3. Low-NOx burners: Specially designed to reduce oxygen concentration and temperature in ignition zones, cutting NOx emissions by 30–60%.

5. Features of SCR Denitrification Technology

Answer:
Definition: Selective Catalytic Reduction (SCR) involves injecting ammonia or other reductants into the flue gas upstream of a catalyst to convert NOx into nitrogen and water. This occurs at 200–450°C and is selective, reacting only with NOx.
Advantages: High NOx removal efficiency (>85%), compact equipment, and low operating temperatures.
Disadvantages: Catalyst poisoning by contaminants, high costs, and formation of ammonium sulfate and bisulfate, which can clog equipment.

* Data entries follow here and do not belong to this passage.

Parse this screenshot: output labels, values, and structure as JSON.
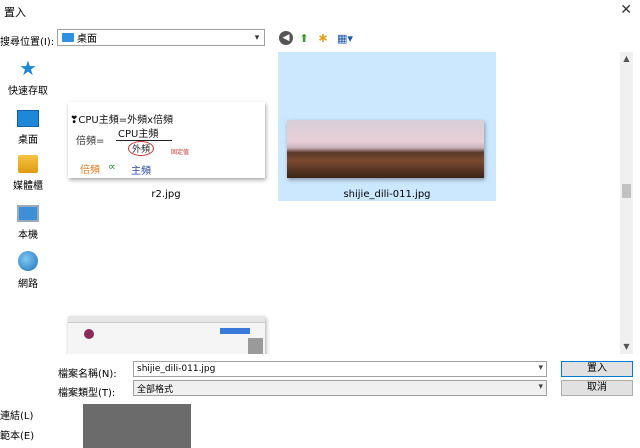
{
  "window": {
    "title": "置入",
    "close_glyph": "✕"
  },
  "toolbar": {
    "lookin_label": "搜尋位置(I):",
    "lookin_value": "桌面",
    "back_glyph": "◀",
    "up_glyph": "⬆",
    "newfolder_glyph": "✱",
    "views_glyph": "▦▾"
  },
  "places": [
    {
      "label": "快速存取",
      "icon": "star-icon"
    },
    {
      "label": "桌面",
      "icon": "desktop-icon"
    },
    {
      "label": "媒體櫃",
      "icon": "library-icon"
    },
    {
      "label": "本機",
      "icon": "computer-icon"
    },
    {
      "label": "網路",
      "icon": "network-icon"
    }
  ],
  "files": [
    {
      "name": "r2.jpg",
      "thumb_text": {
        "line1": "❣CPU主頻=外頻x倍頻",
        "left": "倍頻=",
        "num": "CPU主頻",
        "den": "外頻",
        "note": "固定值",
        "b1": "倍頻",
        "b2": "∝",
        "b3": "主頻"
      }
    },
    {
      "name": "shijie_dili-011.jpg",
      "selected": true
    },
    {
      "name": ""
    }
  ],
  "footer": {
    "filename_label": "檔案名稱(N):",
    "filename_value": "shijie_dili-011.jpg",
    "filetype_label": "檔案類型(T):",
    "filetype_value": "全部格式",
    "place_button": "置入",
    "cancel_button": "取消",
    "link_label": "連結(L)",
    "template_label": "範本(E)"
  },
  "colors": {
    "accent": "#0078d7",
    "selection": "#cce8ff",
    "preview": "#6b6b6b"
  }
}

6. Catalyst Selection in SCR Technology

Answer:
Key requirements for catalysts include high activity, long life, cost-effectiveness, and resistance to secondary pollution. Common catalysts include alkali metal-based types with titanium dioxide as the base, which are effective at 300–400°C and resistant to fouling by flue gas impurities.

7. Ensuring SCR Efficiency

Answer:
Maintaining efficiency requires proper NH₃/NOx molar ratios, regular catalyst replacement, and controlling ammonia slip to minimize unreacted ammonia and secondary pollutants.